Some of the problems and struggles that come with education are actually things that we shouldn’t try to get rid of. Side-stepping these difficulties renders the entire enterprise of education pointless. Joshua Thorpe explains:

[AI] tools suddenly make it really easy to do all kinds of things, very quickly, that used to be hard and slow. Many of these things used to be essential to the intrinsic value of university work—planning, decision-making, struggling, searching, assessing sources, grappling with difficult texts, and learning to accept the discomfort of uncertainty. AI tools remove problems. But some of the problems they remove are useful to have and to solve as a human. Students will find it really difficult to distinguish between what problems are good to solve quickly with AI, and which problems are more valuable to solve themselves.

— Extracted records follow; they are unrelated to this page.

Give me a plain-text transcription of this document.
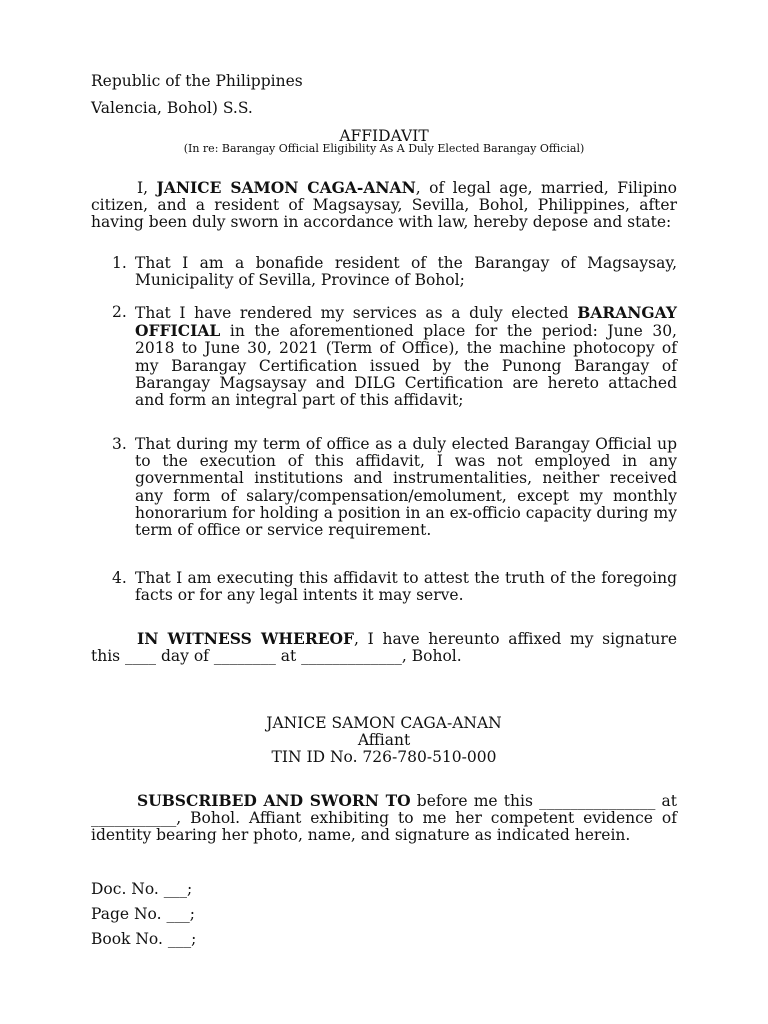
Republic of the Philippines
Valencia, Bohol) S.S.
AFFIDAVIT
(In re: Barangay Official Eligibility As A Duly Elected Barangay Official)
I, JANICE SAMON CAGA-ANAN, of legal age, married, Filipino citizen, and a resident of Magsaysay, Sevilla, Bohol, Philippines, after having been duly sworn in accordance with law, hereby depose and state:
1. That I am a bonafide resident of the Barangay of Magsaysay, Municipality of Sevilla, Province of Bohol;
2. That I have rendered my services as a duly elected BARANGAY OFFICIAL in the aforementioned place for the period: June 30, 2018 to June 30, 2021 (Term of Office), the machine photocopy of my Barangay Certification issued by the Punong Barangay of Barangay Magsaysay and DILG Certification are hereto attached and form an integral part of this affidavit;
3. That during my term of office as a duly elected Barangay Official up to the execution of this affidavit, I was not employed in any governmental institutions and instrumentalities, neither received any form of salary/compensation/emolument, except my monthly honorarium for holding a position in an ex-officio capacity during my term of office or service requirement.
4. That I am executing this affidavit to attest the truth of the foregoing facts or for any legal intents it may serve.
IN WITNESS WHEREOF, I have hereunto affixed my signature this ____ day of ________ at _____________, Bohol.
JANICE SAMON CAGA-ANAN
Affiant
TIN ID No. 726-780-510-000
SUBSCRIBED AND SWORN TO before me this _______________ at ___________, Bohol. Affiant exhibiting to me her competent evidence of identity bearing her photo, name, and signature as indicated herein.
Doc. No. ___;
Page No. ___;
Book No. ___;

I would argue that Thorpe doesn’t go quite far enough: not only are many of these problems and difficulties “useful to have and to solve as a human,” these struggles are precisely the things that make us human and allow us to become more humane. Among the many problems I believe you should solve yourself if you are interested in being intelligent and growing as a human being:

  • reading widely,
  • interpreting the meaning of texts and other artifacts,
  • inventio (discovering your own arguments and ideas),
  • research/inquiry,
  • evaluating sources of information,
  • planning and organizing writing,
  • drafting writing,
  • revising your writing (and evaluating feedback from others on your writing).

AI can disrupt or replace many or all of these processes; the consequences of doing so, however, are exceedingly grim.